In fact, it is at Lisa's urging that the plot to kill Bobby is hatched. She recruits others into the mix, even a "hitman" who turns out to be merely another adolescent loser with gang tattoos, and insistently calls for Bobby's head. "I want him dead tonight," she says on more than one night, until the deed is finally done.
Bobby is indeed depicted as a loathsome creature — a good student from a good family who hid a blackhearted side from grownups. The movie never really explores his nature enough to understand where this terrible bravado and caustic mindset come from. His father is shown as stern and demanding, but is that enough to push him into virtually raping girls, battering his best friend bloody and bruised, and tempting gay men with promises of Marty's favors?
The homoerotic relationship between Bobby and Marty is given much screen time. Though they never actually have physical contact (beyond Marty's blows), it's clear that Bobby at least sees Marty as a sex object to be exploited.
The windup and aftermath of Bobby's slaying are disappointing — though the actual killing has a chilling spontaneity, no doubt reflecting the actual crime, which is well-documented.

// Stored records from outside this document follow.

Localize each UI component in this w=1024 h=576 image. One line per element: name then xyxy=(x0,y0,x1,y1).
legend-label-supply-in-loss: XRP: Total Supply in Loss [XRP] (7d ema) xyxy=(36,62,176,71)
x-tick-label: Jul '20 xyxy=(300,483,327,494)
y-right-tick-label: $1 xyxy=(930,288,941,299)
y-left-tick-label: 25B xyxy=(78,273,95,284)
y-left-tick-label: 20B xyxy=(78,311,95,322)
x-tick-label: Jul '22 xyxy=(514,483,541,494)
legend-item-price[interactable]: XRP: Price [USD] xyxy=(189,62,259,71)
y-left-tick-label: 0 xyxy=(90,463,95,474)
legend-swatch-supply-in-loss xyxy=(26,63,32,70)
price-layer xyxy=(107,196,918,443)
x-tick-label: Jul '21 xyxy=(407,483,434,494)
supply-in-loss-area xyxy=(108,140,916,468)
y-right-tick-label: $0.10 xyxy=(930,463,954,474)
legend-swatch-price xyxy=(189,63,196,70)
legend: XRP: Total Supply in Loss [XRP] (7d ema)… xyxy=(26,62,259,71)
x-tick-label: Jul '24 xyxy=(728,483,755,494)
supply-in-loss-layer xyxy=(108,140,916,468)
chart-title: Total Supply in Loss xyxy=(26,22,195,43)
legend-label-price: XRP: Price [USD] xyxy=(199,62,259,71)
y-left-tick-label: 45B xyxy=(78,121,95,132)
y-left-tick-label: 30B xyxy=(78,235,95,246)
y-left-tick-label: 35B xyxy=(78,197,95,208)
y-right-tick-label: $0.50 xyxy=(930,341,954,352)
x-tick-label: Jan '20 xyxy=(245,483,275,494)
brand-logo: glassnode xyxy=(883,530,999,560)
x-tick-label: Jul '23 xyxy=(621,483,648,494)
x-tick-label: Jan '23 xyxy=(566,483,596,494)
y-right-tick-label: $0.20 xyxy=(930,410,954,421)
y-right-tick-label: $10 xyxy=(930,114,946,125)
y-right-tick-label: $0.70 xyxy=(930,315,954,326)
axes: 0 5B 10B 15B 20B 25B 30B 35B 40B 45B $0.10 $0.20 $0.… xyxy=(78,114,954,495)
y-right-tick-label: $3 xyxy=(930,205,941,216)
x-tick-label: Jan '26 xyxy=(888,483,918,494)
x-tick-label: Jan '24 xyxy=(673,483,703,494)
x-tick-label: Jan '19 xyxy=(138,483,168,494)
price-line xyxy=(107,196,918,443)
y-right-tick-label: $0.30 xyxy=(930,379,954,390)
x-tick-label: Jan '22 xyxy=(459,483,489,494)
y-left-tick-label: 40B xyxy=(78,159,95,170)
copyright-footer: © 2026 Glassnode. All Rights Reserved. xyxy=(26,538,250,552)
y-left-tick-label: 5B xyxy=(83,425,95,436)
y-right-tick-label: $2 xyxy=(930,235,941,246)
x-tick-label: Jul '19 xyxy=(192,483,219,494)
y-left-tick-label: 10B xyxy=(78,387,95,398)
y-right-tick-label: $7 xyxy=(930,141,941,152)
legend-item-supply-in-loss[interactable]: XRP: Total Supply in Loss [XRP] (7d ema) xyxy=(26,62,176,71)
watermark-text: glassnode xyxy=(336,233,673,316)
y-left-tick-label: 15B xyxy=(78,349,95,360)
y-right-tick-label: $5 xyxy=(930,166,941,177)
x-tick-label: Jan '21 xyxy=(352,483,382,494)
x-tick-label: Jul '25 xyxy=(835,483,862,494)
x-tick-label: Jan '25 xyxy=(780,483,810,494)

Lisa convinces everyone that Bobby is the center of all their problems even though he actually exists largely outside their social circle. It would seem that if nature were allowed to take its course, he would simply wander away from their lives, going off to a good college while they continue their post-graduation adolescent torpor.

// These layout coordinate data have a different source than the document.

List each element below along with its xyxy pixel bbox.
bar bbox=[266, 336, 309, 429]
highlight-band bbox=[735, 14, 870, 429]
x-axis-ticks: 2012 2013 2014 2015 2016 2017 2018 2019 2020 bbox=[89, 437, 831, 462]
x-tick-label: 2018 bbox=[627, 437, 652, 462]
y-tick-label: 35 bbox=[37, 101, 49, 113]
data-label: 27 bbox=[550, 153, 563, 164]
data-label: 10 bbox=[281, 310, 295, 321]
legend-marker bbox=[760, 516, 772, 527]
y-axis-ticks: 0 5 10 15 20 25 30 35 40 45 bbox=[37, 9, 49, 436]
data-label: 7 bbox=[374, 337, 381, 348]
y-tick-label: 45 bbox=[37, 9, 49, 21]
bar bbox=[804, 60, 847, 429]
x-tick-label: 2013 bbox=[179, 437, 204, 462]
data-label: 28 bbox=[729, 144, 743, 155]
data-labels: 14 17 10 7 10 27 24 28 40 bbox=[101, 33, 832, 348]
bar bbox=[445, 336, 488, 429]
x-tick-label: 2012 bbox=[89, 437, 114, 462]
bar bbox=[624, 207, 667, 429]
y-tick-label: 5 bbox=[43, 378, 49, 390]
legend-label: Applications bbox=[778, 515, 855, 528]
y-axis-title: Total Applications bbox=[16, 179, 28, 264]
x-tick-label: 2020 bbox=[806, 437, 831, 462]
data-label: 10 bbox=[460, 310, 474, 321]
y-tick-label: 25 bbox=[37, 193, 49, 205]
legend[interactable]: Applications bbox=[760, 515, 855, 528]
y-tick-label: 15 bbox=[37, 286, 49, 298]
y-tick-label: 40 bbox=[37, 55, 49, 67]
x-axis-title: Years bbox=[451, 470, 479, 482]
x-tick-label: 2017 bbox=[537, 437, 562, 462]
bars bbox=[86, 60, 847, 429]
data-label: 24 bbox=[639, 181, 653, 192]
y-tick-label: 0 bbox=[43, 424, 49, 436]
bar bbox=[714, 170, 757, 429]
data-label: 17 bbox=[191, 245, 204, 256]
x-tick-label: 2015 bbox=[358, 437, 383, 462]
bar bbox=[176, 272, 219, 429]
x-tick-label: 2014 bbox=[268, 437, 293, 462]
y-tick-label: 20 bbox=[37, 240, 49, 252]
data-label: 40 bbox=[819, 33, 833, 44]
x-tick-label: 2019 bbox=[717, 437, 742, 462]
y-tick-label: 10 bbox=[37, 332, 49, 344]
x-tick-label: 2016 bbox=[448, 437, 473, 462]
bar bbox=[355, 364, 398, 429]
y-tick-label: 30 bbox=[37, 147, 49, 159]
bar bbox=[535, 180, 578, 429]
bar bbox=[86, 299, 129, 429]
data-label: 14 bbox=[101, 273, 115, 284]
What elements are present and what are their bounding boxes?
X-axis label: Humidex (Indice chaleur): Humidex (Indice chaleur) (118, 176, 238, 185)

Seven people took part in Bobby's killing, and it is, of course, absurd to argue that one person could bully seven others to the point where they felt self-defense was their only recourse. Indeed, several of those convicted had never even met Bobby before the night of the murder. Marty, simply by virtue of being Bobby's best friend, was given the harshest sentence of electrocution, though that was later changed to life in prison. Everyone else has already finished their sentences (though at least a couple are currently incarcerated for other crimes).
Interestingly, Lisa received one of the lighter sentences in the case, even though she was the wellspring from which the entire crime was born. Her child was later discovered to be Bobby's, not Marty's — a brief and confusing scene in the film suggests Bobby raped her after beating up Marty, though the record appears to show she had willing sex with both of them.
There is no doubt that "Bully" is a bold movie, highly disturbing and engaging. But after an hour or so of stoking our prurient interests, Clark's movie devolves into surely the lamest whodunit in the history of cinema, with the suspects in a dimwitted race with each other to see who can spill their secret the fastest. "Bully" is more interested in teasing than teaching.